3) Financial Flows: The first week back after the summer was not good from a financial flow perspective. It seems that few deals were done. Everyone is edgy, and investors are not committing new money. The M&A market is quiet. Banks are stuck with lots of PE loans that they cannot unload and will have to carry on their balance sheets. LIBOR is ticking up as the financial system is icing over, despite all the money injected by central banks
4) Treasuries: Treasuries are rallying strongly. I was worried last week that the longer end of the curve was not coming down. Since then, the US 10 year yield has fallen by 15 bps. Impressive.
5) Gold: Over the past 8 months or so, gold has been stuck in a band between about $640 and $700. In general, it fell when risky assets fell, as investors treated it like other risky assets. But over the past couple of weeks, gold has increased sharply, and it breached $700 last Friday. And this despite the fact that the economy appears weak and commodities are not very strong, so inflation should not be a big concern. This may indicate that investors are becoming worried about the US financial system, and believe that the Fed is going to have to create LOTS of money to bail it out, putting more downward pressure on the USD.
If the market continues to fall I may add to my short position in the near future, keeping in mind rule #2. I will also considering taking a long position in gold, using the Horizons Betapro Gold Bull fund (HGU).

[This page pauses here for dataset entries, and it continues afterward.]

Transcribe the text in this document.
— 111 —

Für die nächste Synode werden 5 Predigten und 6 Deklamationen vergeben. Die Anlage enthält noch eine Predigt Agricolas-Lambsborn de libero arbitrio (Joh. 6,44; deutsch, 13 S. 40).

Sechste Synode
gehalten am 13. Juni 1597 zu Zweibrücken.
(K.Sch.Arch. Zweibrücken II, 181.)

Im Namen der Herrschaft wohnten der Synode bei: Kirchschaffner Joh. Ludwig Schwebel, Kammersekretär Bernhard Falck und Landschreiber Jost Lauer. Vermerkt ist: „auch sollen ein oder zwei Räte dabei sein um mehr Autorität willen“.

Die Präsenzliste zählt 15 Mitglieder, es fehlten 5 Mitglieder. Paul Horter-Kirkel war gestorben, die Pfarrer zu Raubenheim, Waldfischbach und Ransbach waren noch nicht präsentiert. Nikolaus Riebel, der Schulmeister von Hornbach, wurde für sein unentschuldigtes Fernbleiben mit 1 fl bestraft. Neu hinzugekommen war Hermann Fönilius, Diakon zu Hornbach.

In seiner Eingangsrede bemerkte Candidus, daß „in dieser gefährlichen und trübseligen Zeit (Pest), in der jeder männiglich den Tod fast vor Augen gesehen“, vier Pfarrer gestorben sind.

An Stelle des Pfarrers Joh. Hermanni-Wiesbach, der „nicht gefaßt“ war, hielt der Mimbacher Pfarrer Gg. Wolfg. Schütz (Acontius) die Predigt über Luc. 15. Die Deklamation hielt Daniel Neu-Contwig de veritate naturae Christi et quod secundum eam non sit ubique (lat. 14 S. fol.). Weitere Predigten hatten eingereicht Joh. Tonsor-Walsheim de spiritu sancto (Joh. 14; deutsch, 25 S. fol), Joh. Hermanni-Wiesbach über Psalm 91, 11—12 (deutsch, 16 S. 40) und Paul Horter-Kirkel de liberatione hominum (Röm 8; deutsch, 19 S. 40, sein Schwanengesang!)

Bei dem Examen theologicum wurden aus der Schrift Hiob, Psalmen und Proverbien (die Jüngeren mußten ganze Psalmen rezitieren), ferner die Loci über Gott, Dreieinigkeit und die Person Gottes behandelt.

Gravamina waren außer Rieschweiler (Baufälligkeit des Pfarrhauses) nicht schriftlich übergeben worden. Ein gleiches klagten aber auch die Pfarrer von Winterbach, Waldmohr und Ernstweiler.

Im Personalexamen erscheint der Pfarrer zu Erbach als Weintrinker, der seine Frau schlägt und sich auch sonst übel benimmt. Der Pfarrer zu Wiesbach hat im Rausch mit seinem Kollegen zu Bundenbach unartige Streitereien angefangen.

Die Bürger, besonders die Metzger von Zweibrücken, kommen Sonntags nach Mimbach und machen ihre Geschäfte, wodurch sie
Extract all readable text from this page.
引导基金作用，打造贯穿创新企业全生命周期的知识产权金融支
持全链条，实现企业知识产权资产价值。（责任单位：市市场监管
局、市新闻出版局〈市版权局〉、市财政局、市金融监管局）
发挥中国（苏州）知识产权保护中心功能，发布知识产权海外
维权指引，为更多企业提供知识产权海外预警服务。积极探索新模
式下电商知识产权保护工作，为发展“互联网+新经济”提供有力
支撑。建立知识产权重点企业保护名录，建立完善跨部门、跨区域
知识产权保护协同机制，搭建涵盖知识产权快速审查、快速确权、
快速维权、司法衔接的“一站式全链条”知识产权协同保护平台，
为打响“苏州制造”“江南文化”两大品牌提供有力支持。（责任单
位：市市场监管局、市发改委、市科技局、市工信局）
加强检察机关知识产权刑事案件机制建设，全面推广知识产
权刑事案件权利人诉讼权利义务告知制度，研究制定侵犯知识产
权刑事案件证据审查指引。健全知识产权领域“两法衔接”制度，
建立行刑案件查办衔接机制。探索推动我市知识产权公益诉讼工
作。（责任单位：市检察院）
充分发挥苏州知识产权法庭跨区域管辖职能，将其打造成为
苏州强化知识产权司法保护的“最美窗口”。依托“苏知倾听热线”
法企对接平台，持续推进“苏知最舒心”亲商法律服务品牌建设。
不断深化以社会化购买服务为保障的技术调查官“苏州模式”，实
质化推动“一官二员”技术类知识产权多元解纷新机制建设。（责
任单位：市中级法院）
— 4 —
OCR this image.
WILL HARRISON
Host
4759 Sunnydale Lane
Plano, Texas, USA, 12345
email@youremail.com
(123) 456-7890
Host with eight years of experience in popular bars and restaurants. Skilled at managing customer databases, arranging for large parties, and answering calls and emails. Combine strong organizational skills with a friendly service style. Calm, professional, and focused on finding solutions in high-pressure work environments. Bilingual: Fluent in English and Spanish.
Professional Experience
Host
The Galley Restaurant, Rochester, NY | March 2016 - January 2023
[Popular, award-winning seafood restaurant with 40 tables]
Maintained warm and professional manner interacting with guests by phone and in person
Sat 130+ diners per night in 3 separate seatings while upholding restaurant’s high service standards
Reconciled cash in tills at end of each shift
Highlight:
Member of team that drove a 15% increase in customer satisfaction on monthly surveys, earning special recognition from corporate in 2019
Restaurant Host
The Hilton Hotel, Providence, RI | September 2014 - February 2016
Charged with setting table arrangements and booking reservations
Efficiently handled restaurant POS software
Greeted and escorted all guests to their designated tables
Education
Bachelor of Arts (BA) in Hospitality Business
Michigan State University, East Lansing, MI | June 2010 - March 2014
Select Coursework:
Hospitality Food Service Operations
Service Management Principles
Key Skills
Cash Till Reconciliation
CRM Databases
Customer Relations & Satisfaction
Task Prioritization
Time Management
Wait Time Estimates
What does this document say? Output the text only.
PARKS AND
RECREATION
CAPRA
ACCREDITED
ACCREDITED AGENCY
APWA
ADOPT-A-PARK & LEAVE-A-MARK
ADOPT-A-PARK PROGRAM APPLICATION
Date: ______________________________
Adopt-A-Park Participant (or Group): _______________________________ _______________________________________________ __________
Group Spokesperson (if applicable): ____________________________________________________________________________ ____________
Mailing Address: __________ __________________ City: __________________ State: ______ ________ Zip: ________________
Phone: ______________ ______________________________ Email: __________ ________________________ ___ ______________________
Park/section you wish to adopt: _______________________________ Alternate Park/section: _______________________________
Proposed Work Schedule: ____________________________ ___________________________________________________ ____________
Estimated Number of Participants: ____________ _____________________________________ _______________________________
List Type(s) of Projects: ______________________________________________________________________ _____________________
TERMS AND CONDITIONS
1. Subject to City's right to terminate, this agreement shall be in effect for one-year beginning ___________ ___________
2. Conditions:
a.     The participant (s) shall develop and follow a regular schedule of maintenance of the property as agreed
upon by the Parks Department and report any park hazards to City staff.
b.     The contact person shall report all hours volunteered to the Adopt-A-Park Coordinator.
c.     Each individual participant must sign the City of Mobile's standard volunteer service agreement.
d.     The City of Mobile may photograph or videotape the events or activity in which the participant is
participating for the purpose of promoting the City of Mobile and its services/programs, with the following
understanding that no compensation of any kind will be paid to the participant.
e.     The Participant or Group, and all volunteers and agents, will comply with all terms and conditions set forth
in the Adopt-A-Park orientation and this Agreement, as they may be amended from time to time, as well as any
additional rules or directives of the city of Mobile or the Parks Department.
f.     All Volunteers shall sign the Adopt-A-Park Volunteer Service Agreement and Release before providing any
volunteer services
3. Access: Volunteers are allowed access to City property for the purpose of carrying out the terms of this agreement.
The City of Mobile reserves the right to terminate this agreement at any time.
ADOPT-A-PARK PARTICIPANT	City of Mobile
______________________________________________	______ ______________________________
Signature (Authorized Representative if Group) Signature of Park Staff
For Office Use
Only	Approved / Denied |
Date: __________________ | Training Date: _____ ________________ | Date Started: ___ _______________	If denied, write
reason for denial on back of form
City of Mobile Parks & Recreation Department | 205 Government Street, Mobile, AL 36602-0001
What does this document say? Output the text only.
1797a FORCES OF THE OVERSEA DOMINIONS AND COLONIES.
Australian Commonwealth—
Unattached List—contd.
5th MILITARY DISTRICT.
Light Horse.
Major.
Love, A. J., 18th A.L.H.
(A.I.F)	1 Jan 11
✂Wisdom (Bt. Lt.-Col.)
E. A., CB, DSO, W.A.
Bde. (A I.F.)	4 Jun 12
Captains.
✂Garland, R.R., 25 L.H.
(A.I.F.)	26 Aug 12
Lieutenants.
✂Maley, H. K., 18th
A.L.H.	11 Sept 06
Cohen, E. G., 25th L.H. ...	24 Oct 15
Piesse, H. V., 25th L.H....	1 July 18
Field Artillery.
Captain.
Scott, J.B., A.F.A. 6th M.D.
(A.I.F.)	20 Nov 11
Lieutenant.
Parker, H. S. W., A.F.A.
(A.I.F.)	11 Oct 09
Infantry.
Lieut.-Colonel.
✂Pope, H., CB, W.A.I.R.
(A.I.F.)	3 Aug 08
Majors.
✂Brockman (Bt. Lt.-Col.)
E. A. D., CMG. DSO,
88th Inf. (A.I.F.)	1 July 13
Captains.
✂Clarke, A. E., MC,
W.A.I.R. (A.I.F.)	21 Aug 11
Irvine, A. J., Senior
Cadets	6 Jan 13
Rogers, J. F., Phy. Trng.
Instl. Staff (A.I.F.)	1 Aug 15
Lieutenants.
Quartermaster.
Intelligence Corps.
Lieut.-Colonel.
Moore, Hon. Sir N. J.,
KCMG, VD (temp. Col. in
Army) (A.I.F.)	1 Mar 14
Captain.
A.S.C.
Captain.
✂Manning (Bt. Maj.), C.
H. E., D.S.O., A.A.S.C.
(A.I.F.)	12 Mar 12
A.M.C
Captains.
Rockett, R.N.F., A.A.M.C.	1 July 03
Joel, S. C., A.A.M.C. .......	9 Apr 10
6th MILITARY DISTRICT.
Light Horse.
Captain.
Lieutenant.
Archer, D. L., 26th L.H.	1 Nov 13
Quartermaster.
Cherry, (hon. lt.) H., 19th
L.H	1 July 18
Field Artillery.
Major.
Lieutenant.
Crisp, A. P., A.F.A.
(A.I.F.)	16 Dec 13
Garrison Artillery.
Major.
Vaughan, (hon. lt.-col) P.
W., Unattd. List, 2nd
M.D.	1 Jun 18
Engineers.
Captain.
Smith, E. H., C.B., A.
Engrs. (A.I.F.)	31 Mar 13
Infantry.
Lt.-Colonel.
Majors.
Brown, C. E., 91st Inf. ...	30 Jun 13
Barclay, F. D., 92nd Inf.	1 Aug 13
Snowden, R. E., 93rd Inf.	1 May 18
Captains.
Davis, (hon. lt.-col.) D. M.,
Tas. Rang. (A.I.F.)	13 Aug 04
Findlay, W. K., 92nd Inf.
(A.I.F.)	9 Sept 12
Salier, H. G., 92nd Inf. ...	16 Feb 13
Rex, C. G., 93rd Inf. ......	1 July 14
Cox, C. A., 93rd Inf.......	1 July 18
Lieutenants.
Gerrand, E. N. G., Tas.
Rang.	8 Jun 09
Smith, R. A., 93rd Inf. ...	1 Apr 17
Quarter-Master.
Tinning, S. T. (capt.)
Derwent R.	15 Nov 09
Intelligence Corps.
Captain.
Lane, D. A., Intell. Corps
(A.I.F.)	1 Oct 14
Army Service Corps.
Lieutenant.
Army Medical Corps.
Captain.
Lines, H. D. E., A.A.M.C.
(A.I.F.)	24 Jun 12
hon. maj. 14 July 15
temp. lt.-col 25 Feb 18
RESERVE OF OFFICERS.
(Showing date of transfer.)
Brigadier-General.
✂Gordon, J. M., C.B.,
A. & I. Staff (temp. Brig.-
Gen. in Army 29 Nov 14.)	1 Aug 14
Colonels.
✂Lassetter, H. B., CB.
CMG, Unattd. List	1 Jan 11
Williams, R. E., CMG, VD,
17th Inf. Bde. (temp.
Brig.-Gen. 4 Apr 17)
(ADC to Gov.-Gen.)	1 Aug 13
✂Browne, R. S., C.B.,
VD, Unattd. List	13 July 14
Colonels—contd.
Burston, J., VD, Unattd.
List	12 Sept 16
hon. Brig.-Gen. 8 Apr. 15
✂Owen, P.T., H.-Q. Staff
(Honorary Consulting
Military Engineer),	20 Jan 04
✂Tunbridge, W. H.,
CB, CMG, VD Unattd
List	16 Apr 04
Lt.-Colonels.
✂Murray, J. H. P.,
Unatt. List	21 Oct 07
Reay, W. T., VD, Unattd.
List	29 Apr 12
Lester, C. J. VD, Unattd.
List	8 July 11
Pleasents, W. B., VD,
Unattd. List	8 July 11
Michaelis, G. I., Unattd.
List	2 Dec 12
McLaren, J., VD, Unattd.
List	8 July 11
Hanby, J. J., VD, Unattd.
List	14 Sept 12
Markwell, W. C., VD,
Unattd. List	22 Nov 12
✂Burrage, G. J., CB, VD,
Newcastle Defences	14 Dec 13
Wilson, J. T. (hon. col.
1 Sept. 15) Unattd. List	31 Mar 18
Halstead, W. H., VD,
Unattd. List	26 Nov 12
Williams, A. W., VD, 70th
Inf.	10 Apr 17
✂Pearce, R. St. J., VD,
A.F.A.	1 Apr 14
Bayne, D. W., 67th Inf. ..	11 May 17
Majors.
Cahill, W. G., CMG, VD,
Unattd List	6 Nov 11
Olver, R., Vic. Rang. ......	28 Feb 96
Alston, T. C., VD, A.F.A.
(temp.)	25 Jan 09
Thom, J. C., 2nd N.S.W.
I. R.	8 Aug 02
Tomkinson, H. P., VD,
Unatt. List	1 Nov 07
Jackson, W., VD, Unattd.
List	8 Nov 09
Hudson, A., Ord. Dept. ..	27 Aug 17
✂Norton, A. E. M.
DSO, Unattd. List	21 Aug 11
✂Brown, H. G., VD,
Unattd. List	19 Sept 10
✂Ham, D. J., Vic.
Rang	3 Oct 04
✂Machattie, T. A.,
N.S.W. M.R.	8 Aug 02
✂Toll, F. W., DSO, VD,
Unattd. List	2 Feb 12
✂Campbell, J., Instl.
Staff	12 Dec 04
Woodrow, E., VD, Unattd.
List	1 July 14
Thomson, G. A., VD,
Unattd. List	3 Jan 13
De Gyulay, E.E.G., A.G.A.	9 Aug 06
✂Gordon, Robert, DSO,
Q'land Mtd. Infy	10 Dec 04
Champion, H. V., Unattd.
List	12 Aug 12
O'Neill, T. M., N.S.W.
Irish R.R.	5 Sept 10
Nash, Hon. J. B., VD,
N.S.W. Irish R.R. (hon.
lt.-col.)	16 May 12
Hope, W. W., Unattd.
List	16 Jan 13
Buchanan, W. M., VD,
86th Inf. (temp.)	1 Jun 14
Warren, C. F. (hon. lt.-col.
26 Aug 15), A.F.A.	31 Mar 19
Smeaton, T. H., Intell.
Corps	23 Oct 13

MARKET POSTIION: SHORT (4 units)
Tuesday, September 4, 2007
Fed Shmed
A couple of weeks ago I speculated that we may come to a point where the Fed cuts rates but then the market realises that the economic outlook is poor, leading to further market declines. The probability of this scenario occurring appears to be rising. The Fed looks like it will cut later this month but it will cut because it is concerned about the economy, not because it wants to prop up asset prices. In fact, from the snippets of Bernanke’s speech I have read, the Fed is becoming very concerned about the economy. It realises that falling housing prices will probably impact consumer spending. It also realises that credit conditions are tightening, and lower interest rates are needed to neutralise that impact, and possibly reverse it.
But all of this does not really matter. Why? Because the Fed is behind the curve. If there is going to be a recession later this year, or early next year, the Fed is already too late. Monetary policy operates with long and variable lags. All the Fed can do is try to ensure that any upcoming recession is not too long or too severe. I think the Fed knows this too.
MARKET POSITION: SHORT (4 units)
But all of this does not really matter. Why? Because the Fed is behind the curve. If there is going to be a recession later this year, or early next year, the Fed is already too late. Monetary policy operates with long and variable lags. All the Fed can do is try to ensure that any upcoming recession is not too long or too severe. I think the Fed knows this too.